After his schooling, Witt went to the University of Freiburg and the University of Göttingen. He joined the Nazi party and was an active party member. Witt completed his Ph.D. at the University of Göttingen in 1934 with Emmy Noether and later became a lecturer. He was then a member of a team led by Helmut Hasse. During World War II he joined a group of five mathematicians, recruited by Wilhelm Fenner, and which included Ernst Witt, Georg Aumann, Alexander Aigner, Oswald Teichmueller, Johann Friedrich Schultze and their leader Professor Wolfgang Franz, to form the backbone of the new mathematical mathematical research department in the late 1930's, which would eventually be called: Section IVc of Cipher Department of the High Command of the Wehrmacht (abbr. OKW/Chi).
From 1937 until 1979, he taught at the University of Hamburg. He died in Hamburg in 1991.
Witt's work has been highly influential. His invention of the Witt vectors clarifies and generalizes the structure of the p-adic numbers. It has become fundamental to p-adic Hodge theory.
Witt was the founder of the theory of quadratic forms over an arbitrary field. He proved several of the key results, including the Witt cancellation theorem. He defined the Witt ring of all quadratic forms over a field, now a central object in the theory.
The Poincaré-Birkhoff-Witt theorem is basic to the study of Lie algebras.
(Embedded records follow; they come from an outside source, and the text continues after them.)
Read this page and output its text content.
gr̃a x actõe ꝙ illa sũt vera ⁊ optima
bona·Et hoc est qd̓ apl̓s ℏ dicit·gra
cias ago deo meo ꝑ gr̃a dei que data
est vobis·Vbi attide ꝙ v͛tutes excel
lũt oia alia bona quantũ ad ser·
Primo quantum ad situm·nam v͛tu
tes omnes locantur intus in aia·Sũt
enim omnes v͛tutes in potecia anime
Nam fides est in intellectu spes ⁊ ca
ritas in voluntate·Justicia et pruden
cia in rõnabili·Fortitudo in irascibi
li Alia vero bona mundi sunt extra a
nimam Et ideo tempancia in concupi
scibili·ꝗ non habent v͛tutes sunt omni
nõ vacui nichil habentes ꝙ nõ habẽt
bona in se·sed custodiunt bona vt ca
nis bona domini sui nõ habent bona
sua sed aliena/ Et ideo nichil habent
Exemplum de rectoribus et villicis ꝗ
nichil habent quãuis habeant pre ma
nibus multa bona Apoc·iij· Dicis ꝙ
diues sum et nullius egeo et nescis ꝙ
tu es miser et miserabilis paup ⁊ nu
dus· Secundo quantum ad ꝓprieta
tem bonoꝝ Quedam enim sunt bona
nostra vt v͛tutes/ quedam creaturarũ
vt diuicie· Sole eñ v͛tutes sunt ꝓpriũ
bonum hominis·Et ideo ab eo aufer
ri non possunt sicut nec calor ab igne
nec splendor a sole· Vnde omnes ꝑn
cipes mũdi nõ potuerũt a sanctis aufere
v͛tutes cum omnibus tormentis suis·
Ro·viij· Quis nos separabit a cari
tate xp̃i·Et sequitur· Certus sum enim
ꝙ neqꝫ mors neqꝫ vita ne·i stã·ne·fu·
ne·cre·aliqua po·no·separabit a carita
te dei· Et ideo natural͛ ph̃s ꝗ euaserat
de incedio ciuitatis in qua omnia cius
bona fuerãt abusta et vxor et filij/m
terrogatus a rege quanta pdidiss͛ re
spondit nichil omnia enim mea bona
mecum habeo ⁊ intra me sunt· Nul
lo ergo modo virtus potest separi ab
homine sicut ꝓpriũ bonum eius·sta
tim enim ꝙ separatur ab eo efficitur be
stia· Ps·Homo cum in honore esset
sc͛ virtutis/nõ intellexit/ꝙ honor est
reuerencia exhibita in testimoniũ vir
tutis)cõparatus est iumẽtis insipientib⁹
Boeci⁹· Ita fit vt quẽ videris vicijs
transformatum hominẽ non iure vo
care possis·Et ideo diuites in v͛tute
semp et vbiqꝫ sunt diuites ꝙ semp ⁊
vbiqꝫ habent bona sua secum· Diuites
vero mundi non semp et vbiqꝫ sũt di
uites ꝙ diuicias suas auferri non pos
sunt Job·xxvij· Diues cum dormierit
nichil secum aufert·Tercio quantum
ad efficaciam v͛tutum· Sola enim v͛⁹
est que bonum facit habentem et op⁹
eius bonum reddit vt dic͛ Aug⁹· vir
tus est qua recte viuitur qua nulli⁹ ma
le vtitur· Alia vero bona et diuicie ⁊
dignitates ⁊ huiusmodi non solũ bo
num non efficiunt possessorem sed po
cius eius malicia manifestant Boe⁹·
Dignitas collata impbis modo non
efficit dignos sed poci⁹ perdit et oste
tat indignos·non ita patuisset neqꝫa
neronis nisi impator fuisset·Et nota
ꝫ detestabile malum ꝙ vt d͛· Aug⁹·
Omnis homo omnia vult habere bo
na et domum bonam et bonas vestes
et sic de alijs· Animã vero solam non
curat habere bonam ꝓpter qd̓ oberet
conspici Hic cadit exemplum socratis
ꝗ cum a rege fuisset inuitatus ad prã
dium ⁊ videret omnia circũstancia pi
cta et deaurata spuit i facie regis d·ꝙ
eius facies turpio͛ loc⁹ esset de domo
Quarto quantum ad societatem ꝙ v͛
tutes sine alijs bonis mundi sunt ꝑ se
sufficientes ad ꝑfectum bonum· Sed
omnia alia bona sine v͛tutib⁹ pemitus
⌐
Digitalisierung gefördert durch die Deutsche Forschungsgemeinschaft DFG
In algebraic geometry, the Hasse-Witt matrix of an algebraic curve over a finite field determines the cyclic étale coverings of degree p of a curve in characteristic p.
In the 1970s, Witt claimed that in 1940 he discovered what would eventually be named the "Leech lattice" many years before John Leech discovered it in 1965, but Witt did not publish his discovery and the details of exactly what he did are unclear; see his collected works (Witt 1998, pp. 328–329).